ITSC 2025 Paper Abstract

Paper TH-LM-T20.5

SHI, Qingyuan (Tsinghua University), Qingwen, Meng (Tsinghua university), Cheng, Hao (Tsinghua University), Xu, Qing (Tsinghua University), Wang, Jianqiang (Tsinghua University)

LinguaSim: Interactive Multi-Vehicle Testing Scenario Generation Via Natural Language Instruction Based on Large Language Models

Scheduled for presentation during the Invited Session "S20a-Foundation Model-Enabled Scene Understanding, Reasoning, and Decision-Making for Autonomous Driving and ITS" (TH-LM-T20), Thursday, November 20, 2025, 11:50−12:10, Surfers Paradise 2

2025 IEEE 28th International Conference on Intelligent Transportation Systems (ITSC), November 18-21, 2025, Gold Coast, Australia

This information is tentative and subject to change.
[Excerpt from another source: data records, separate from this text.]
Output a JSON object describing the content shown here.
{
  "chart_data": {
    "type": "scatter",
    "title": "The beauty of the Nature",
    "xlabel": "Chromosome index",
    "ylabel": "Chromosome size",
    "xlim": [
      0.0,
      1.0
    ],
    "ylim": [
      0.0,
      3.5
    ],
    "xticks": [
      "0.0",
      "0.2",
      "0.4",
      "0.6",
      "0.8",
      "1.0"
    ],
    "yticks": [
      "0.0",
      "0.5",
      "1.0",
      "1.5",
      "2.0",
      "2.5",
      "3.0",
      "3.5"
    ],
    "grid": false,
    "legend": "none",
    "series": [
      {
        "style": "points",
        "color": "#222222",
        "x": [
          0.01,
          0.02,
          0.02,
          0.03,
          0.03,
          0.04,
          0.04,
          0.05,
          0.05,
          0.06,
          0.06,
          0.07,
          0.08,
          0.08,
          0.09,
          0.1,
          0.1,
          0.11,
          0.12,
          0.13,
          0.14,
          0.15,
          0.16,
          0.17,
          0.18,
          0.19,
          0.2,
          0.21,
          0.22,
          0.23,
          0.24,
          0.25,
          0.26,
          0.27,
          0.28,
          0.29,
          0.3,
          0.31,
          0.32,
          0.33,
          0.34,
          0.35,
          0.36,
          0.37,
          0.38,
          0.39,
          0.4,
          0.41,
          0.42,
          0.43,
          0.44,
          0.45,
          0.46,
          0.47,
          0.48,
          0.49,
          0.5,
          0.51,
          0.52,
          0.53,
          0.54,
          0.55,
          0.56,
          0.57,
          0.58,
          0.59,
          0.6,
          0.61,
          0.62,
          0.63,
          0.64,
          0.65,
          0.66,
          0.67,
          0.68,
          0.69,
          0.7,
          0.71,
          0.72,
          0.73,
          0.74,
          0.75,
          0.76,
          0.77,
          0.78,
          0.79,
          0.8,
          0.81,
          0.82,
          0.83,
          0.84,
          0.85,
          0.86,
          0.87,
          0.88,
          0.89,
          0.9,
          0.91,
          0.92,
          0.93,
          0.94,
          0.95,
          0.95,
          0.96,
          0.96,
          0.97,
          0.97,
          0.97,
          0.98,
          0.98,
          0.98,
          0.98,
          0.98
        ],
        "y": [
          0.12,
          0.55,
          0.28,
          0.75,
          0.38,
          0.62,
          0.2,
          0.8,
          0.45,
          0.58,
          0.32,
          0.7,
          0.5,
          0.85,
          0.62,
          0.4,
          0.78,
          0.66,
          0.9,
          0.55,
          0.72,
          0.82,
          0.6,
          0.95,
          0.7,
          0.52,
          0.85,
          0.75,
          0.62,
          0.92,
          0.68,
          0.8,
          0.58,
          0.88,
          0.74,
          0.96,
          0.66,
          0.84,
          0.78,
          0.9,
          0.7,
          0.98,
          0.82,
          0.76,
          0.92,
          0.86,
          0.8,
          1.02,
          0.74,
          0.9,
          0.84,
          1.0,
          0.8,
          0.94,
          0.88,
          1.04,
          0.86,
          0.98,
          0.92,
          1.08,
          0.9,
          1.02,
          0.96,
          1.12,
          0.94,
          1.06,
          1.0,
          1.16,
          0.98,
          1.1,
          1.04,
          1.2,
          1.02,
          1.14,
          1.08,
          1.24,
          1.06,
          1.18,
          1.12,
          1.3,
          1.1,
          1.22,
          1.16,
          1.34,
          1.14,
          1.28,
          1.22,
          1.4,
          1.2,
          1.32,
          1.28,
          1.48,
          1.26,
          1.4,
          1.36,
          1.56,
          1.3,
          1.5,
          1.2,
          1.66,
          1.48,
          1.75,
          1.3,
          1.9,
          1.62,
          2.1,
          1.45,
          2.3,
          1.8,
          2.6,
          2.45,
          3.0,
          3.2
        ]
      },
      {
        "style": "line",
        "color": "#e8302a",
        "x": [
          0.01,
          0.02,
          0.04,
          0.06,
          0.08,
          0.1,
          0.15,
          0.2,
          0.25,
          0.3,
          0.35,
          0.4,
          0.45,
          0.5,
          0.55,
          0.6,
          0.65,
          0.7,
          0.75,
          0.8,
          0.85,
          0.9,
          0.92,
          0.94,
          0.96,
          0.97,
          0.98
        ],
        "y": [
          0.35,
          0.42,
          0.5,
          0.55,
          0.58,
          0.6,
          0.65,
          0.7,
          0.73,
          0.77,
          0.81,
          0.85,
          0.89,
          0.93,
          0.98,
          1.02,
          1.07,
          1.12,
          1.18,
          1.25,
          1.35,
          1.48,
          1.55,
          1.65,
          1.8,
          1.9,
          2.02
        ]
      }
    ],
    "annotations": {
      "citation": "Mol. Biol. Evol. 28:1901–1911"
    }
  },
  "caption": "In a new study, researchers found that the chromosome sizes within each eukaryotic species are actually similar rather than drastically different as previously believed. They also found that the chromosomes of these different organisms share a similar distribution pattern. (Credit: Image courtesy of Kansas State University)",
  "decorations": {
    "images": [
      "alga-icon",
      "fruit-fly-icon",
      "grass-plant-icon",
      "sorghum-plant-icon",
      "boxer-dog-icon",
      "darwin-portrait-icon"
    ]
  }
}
Compiled on October 18, 2025

Keywords Autonomous Vehicle Safety and Performance Testing

Abstract

The generation of testing and training scenarios for autonomous vehicles has drawn significant attention. While Large Language Models (LLM) have enabled new scenario generation methods, current methods struggle to balance command adherence accuracy with the realism of real-world driving environments. To reduce scenario description complexity, these methods often compromise realism by limiting scenarios to 2D, or open-loop simulations where background vehicles follow predefined, non-interactive behaviors. We propose LinguaSim, an LLM-based framework that converts natural language into realistic, interactive 3D scenarios, ensuring both dynamic vehicle interactions and faithful alignment between the input descriptions and the generated scenarios. A feedback calibration module further refines the generation precision, improving fidelity to user intent. By bridging the gap between natural language and closed-loop, interactive simulations, LinguaSim constrains adversarial vehicle behaviors using both the scenario description and the autonomous driving model guiding them. This framework facilitates the creation of high-fidelity scenarios that enhance the safety testing and training. Experiments show LinguaSim can generate scenarios with varying criticality aligned with different natural language descriptions (ACT: 0.072 s for dangerous vs. 3.532 s for safe descriptions; comfortability: 0.654 vs. 0.764), and its refinement module effectively reduces excessive aggressiveness in LinguaSim’s initial outputs, lowering the crash rate from 46.9% to 6.3% to better match user intentions.